- Directed by: Jagmohan Mundhra
- Written by: Vijay Tendulkar Vasant Dev (dialogue)
- Screenplay by: Vijay Tendulkar
- Story by: Vijay Tendulkar
- Based on: Kamala by Vijay Tendulkar
- Produced by: Jagmohan Mundhra
- Starring: Shabana Azmi Deepti Naval Marc Zuber A.K. Hangal Tun Tun Sulabha Deshpande
- Cinematography: Pravin Bhatt
- Edited by: Ashok Bandekar
- Music by: Bappi Lahiri
- Release date: 1985;
- Country: India
- Language: Hindi

= Kamla (film) =

Kamla is a 1984 Hindi film produced and directed by Jagmohan Mundhra, starring Deepti Naval in the title role, Shabana Azmi, and Marc Zuber in lead roles. The screenplay by Vijay Tendulkar was based on his play Kamala, written in 1981.

==Plot==

Jaisingh Jadav (Marc Zuber), a Delhi-based journalist finds that even to this date, the flesh trade exists in a village in Madhya Pradesh, the victims being girls belonging to the Bhil tribe. Like any avid journalist, he travels to the village, followed by really buying a girl named Kamla (Deepti Naval) and takes her to his home in Delhi. As his intentions are good, some days later he holds a press conference where he reveals the actual wrongdoings going on in the village.

==Cast==
- Deepti Naval as Kamla
- Shabana Azmi as Sarita Jadhav
- Marc Zuber as Jaisingh Jadhav
- A.K. Hangal as Kakasaab (Sarita's uncle)
- Sulabha Deshpande
- Tun Tun

==Music==
1. "Aaj Phir Aaine Se" - Salma Agha
2. "Insaano Ko Neelam Kare Duniya" - Pankaj Udhas
3. "Kaisa Yeh Karam" - Pankaj Udhas

==Critical reception==

Upon its release, Kamla received rave reviews. The Times of India in a review stated, "Deepti Naval is called to widen her eyes, tremble like a scared rabbit and drop pearly smiles. To her credit, she performs these chores competently." The Indian Express wrote, "Mundhara is to be complimented on getting two credible – perhaps notable – performances from Deepti Naval and Marc Zuber – whose talents have so far been pretty well concealed."

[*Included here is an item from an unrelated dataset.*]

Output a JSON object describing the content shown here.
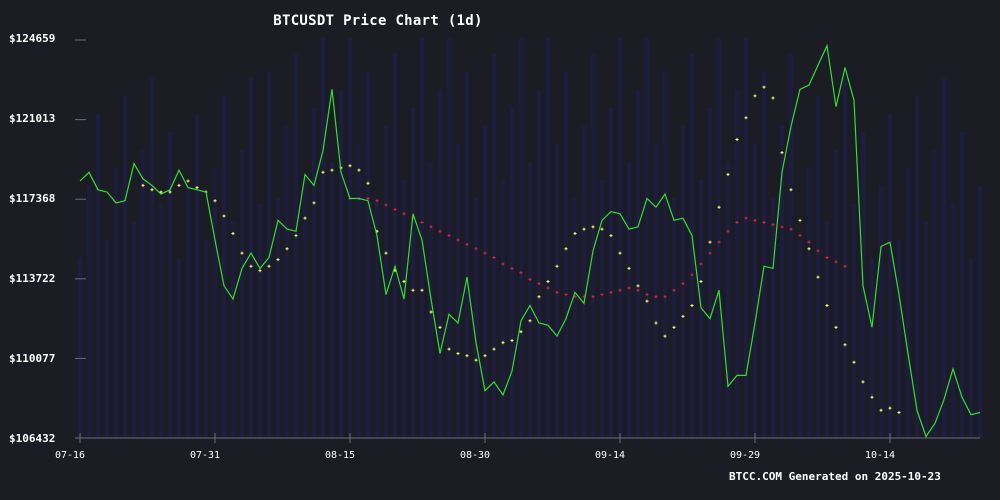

==Real life Incident Inspiration==
The movie is based on Tendulkar's play, which in turn is inspired by a real life expose by the journalist Ashwini Sarin, of The Indian Express. In the expose he actually bought a girl from the rural flesh market, from a village of Dholpur, Rajasthan, for an amount of Rs. 20,000. He then presented the woman at a press conference.